Leaders at the UN's COP15 summit last year promised to stop the extinction of species and raise £167 billion ($200 billion) a year to protect nature.

In the historic deal known as the Global Biodiversity Framework, almost 200 countries pledged to protect 30% of the planet by 2030 to allow nature to flourish.

If no progress is made in restoring biodiversity, the UN has warned that up to a million species are at risk of extinction by 2050.

Ahead of the government meeting, Environment Secretary Thérèse Coffey promised it would bring together private and public sectors as well as charities to discuss how money can be raised to meet the financial goals set at COP15.

Representatives from other nations, as well as banks and indigenous communities are expected to join.

Biodiversity is in crisis across the globe - half of coral reefs have disappeared and scientists say 75% of the Earth's surface is degraded. Between 2001 and 2021 the world lost 437 million hectares of tree cover.

Human activity plays a big role on this. In 2019, a United Nations report said that harvesting, logging, hunting and fishing are causing overexploitation, of animals, plants and other organisms.

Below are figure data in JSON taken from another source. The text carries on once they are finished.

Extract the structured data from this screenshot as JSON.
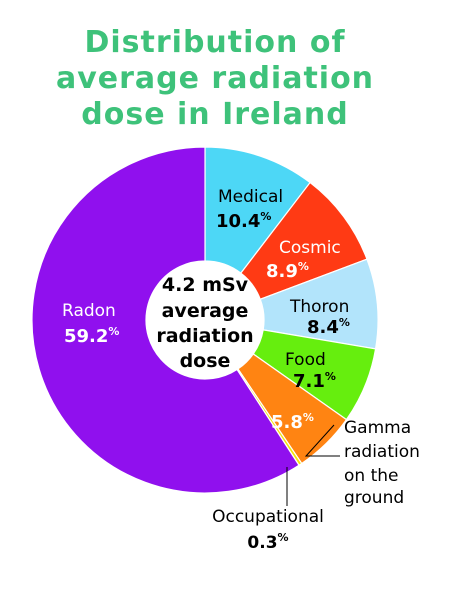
{
  "chart_data": {
    "type": "pie",
    "variant": "donut",
    "title_lines": [
      "Distribution of",
      "average radiation",
      "dose in Ireland"
    ],
    "center_lines": [
      "4.2 mSv",
      "average",
      "radiation",
      "dose"
    ],
    "slices": [
      {
        "label": "Medical",
        "label_lines": [
          "Medical"
        ],
        "value": 10.4,
        "display": "10.4",
        "unit": "%",
        "color": "#4dd7f6",
        "text_color": "#000000"
      },
      {
        "label": "Cosmic",
        "label_lines": [
          "Cosmic"
        ],
        "value": 8.9,
        "display": "8.9",
        "unit": "%",
        "color": "#ff3a14",
        "text_color": "#ffffff"
      },
      {
        "label": "Thoron",
        "label_lines": [
          "Thoron"
        ],
        "value": 8.4,
        "display": "8.4",
        "unit": "%",
        "color": "#b2e4fb",
        "text_color": "#000000"
      },
      {
        "label": "Food",
        "label_lines": [
          "Food"
        ],
        "value": 7.1,
        "display": "7.1",
        "unit": "%",
        "color": "#66ee0e",
        "text_color": "#000000"
      },
      {
        "label": "Gamma radiation on the ground",
        "label_lines": [
          "Gamma",
          "radiation",
          "on the",
          "ground"
        ],
        "value": 5.8,
        "display": "5.8",
        "unit": "%",
        "color": "#ff8412",
        "text_color": "#ffffff"
      },
      {
        "label": "Occupational",
        "label_lines": [
          "Occupational"
        ],
        "value": 0.3,
        "display": "0.3",
        "unit": "%",
        "color": "#f5e30c",
        "text_color": "#000000"
      },
      {
        "label": "Radon",
        "label_lines": [
          "Radon"
        ],
        "value": 59.2,
        "display": "59.2",
        "unit": "%",
        "color": "#9010ee",
        "text_color": "#ffffff"
      }
    ]
  }
}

The UK is one of most nature-depleted nations in the world, according to experts.

No river in England can be given a clean bill of health from chemicals, sewage and other pollutants released into waterways.

Government efforts to improve England's environment have also been called inadequate by the independent Office for Environmental Protection (OEP).

In January the government released a plan to protect rare wildlife and clean up land and water over the next five years.

King Charles has spent much of his life campaigning to protect the environment. In November he hosted a reception to discuss tackling climate change ahead of the UN COP27 summit in Egypt.